Posted on 15 October 2008

Q: My brain’s experiencing brownout. Analysis, creativity, memory—everything seems sluggish. How can I sharpen my mental ax?

A: Dr. of Law, himself a frequent sufferer of stupid sieges, looks forward to the day neuroprosthetic smart chips become available at RadioShacks everywhere. For now, sadly, we all must soldier on with the miraculous “wetware” nature’s given us. Fortunately, the human brain, like your cousin Joey’s ’84 Camaro, can be tweaked for better performance.

Atop your neck sit about three pounds of gelatinous sweetbreads containing billions of cells. Researchers are only beginning to unravel the mysteries of cognition—as one sage put it, if the brain were simple enough to easily understand, we’d be too stupid to understand it. But on the most elemental level, the processing of thoughts takes place when electrical impulses propagate along nerve fibers, jumping from one neuron to its neighbors via neurotransmitters released in the synapses, or tiny gaps, that separate them.
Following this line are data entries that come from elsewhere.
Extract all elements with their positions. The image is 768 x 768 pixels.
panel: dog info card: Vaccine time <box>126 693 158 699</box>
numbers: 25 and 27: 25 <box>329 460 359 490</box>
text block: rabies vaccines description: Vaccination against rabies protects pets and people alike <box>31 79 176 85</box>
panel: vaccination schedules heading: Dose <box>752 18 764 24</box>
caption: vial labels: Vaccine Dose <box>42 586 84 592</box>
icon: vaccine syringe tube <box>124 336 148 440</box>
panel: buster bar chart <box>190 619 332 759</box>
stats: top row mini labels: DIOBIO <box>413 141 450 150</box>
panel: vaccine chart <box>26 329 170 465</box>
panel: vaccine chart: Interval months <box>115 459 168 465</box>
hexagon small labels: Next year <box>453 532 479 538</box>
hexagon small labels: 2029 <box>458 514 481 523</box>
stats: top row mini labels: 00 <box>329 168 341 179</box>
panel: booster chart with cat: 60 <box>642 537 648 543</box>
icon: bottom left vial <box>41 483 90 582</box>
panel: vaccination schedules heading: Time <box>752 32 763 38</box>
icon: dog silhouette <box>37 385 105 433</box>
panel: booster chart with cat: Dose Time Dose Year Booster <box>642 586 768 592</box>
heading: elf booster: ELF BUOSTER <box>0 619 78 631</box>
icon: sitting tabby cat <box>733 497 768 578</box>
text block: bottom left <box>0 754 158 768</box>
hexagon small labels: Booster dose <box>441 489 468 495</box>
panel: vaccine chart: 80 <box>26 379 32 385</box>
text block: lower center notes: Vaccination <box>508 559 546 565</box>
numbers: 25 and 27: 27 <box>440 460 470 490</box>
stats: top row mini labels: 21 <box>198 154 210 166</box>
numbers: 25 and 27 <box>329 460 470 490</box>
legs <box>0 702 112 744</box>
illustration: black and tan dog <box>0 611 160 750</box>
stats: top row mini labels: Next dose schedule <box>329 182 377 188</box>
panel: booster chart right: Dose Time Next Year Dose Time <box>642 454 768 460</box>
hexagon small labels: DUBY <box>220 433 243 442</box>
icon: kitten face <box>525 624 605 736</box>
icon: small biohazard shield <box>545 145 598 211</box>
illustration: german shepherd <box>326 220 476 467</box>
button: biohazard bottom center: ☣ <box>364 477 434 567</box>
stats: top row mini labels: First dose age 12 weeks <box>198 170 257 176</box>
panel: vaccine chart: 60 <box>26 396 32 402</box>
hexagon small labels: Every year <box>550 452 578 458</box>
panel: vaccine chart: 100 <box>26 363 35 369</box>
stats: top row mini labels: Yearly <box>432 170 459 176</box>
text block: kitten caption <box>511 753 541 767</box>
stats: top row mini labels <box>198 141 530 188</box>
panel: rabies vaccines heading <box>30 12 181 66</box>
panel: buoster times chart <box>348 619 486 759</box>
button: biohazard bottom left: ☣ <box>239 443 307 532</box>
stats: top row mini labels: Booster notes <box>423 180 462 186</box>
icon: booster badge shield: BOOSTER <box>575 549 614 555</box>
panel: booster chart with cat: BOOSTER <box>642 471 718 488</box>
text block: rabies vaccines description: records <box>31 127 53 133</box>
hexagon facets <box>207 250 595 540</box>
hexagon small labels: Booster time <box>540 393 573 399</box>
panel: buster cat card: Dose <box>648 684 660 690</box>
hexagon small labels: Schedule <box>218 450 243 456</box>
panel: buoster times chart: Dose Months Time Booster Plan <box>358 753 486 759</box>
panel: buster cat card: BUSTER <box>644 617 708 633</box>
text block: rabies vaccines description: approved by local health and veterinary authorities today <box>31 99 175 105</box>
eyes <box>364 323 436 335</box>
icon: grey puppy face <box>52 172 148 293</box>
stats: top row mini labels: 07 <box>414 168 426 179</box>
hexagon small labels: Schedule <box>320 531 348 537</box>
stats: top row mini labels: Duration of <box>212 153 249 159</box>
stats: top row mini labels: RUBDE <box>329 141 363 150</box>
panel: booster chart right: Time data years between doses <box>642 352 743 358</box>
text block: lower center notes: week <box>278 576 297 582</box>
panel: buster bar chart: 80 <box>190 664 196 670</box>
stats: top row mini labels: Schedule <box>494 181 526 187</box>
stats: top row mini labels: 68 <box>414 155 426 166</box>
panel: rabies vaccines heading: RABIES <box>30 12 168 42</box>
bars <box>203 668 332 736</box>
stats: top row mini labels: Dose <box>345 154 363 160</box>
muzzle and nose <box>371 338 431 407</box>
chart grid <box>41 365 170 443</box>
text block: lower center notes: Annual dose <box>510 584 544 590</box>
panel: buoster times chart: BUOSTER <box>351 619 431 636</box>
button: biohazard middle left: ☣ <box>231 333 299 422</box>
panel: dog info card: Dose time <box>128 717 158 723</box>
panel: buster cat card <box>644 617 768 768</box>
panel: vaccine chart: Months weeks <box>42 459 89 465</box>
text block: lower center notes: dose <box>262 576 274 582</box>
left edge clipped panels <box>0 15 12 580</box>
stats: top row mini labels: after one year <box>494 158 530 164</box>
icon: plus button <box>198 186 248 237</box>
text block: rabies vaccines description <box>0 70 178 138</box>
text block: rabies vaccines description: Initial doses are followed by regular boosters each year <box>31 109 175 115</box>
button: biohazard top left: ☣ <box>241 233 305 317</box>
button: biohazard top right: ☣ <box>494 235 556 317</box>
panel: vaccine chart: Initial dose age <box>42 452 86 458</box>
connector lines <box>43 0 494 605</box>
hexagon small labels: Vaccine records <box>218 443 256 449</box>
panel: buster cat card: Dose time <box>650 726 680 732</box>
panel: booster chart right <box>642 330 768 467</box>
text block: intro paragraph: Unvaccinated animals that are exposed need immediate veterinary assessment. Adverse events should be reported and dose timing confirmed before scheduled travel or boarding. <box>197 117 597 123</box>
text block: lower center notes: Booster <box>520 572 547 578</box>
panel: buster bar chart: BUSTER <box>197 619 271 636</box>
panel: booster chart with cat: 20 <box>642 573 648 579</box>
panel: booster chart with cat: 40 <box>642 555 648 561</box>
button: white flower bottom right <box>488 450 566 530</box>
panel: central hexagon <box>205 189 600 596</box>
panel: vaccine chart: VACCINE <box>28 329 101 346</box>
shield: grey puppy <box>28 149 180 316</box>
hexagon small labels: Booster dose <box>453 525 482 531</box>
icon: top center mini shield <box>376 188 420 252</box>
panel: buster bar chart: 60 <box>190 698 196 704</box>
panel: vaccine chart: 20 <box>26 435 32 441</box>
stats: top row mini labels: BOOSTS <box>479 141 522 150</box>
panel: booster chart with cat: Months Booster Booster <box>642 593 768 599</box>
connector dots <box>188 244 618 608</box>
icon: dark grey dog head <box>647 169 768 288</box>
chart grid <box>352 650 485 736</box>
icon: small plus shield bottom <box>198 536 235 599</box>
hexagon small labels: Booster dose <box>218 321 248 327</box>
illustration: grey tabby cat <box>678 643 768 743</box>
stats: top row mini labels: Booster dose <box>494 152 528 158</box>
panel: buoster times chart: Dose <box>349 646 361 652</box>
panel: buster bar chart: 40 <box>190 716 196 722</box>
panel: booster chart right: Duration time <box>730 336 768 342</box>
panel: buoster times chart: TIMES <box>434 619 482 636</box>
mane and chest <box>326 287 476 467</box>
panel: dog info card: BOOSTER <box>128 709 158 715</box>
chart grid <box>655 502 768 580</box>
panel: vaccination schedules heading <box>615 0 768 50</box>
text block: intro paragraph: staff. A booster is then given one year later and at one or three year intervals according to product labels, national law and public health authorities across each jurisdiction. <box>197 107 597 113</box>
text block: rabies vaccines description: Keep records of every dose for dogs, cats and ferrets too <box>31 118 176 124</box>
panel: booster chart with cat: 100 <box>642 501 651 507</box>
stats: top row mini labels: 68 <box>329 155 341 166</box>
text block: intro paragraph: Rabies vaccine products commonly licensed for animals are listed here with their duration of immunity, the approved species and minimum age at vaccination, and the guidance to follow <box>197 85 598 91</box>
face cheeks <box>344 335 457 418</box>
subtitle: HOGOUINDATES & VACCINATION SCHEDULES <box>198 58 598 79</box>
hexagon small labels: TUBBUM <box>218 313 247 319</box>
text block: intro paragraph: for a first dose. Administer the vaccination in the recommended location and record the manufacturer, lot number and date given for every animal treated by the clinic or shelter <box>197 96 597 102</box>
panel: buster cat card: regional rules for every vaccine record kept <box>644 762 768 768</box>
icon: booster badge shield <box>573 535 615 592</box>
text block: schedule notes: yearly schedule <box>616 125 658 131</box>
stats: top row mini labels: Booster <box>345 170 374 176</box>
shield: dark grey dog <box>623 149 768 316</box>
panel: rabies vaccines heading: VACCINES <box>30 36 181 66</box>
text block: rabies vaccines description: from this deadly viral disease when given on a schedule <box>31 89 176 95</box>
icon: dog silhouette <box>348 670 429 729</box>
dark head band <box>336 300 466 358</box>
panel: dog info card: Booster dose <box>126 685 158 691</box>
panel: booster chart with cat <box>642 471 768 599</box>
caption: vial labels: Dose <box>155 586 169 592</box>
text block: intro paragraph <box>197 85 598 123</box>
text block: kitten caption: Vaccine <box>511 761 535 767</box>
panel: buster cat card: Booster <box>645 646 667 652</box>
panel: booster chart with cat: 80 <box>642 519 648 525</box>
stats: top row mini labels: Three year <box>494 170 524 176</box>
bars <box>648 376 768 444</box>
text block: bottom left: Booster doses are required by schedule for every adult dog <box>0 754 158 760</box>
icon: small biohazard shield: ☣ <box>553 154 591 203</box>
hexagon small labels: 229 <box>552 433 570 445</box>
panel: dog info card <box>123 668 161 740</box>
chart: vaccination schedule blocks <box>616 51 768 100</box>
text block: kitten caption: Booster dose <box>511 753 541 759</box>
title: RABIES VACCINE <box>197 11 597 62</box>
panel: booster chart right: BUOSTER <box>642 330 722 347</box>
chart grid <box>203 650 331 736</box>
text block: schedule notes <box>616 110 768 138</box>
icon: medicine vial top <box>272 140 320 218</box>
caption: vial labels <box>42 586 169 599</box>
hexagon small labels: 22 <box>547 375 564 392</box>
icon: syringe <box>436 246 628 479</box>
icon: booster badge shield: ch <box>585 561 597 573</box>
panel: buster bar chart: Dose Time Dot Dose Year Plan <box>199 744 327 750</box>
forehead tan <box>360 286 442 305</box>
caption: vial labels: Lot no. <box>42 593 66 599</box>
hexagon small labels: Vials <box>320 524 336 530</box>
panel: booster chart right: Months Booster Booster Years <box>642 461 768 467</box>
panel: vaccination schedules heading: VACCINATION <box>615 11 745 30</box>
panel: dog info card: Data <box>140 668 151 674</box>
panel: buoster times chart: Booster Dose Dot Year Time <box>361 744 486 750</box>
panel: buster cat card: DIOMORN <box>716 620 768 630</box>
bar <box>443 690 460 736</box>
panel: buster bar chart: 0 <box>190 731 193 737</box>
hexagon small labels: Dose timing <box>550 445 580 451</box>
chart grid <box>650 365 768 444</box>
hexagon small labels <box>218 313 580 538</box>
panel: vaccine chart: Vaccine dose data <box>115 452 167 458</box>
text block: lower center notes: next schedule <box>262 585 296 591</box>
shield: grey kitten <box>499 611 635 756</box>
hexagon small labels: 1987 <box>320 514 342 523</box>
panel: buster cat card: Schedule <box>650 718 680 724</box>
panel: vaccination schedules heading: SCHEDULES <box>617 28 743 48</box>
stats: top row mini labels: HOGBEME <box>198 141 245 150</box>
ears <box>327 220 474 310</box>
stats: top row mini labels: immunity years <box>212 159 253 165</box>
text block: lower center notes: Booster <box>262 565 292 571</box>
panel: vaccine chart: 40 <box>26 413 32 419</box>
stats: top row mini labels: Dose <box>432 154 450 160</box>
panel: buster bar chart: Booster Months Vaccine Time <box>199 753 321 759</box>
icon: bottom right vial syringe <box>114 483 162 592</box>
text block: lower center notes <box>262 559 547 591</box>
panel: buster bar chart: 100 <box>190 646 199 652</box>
All kinds of things—chronic diseases, a significant trauma to the head, alcoholism—can impair long-term mental performance. More likely to hinder your thinking process, say, this afternoon, are stress, overwork, sleep deprivation, and other familiar characteristics of the lawyer’s and law student’s life. Here’s what to do:

Get Physical
Growing evidence suggests aerobic workouts may enhance brain power—possibly by boosting brain cell growth.

Mix It Up
In animal studies, fresh cognitive stimulation fosters new neuronal connections. Instead of sticking your nose in a brief or a book all day, occasionally treat your brain to some varied intellectual stimulation. Play music, read the paper, talk about something—anything—other than the law. Flat-out mental slacking is also a good idea. “Find out how long you can go at a steady pace before your battery needs recharging,” says Dr. David C. Agerter, chairman of the department of family medicine at the Mayo Clinic. “My threshold is about every six weeks, then I need a long weekend off.” Short-term breaks are important, too. Practically speaking, you’ll accomplish more by working or studying for six 20-minute intervals than by grinding away for two solid hours.

If you’re having trouble retaining information, your problem may not be faulty brain function but rather a simple (though common) failure to encode the data in the first place. Next time you come across essential information, concentrate when you hear it or read it. Repeat it to yourself. Let it sink in for a moment. There, now you’ve got it.

Practice, Practice
To store new information permanently, memories must be consolidated. To do this, affected neurons must fire vigorously and often. That’s why repetition is such a key to acquiring expertise in everything from case law to golf. Use the flash cards; go over the facts of the case one more time.

Consider Drugs
The caffeine in a cup or two of joe can help you concentrate, but don’t overdo it—too much of the drug can make you anxious and distracted. The jury’s still out on herbals. Some studies suggest phosphatidylserine (PS), a natural substance, may slightly enhance memory. Research on other heavily hyped cognitive supplements, like ginkgo biloba, has yielded mixed results, and long-term side effects remain unknown.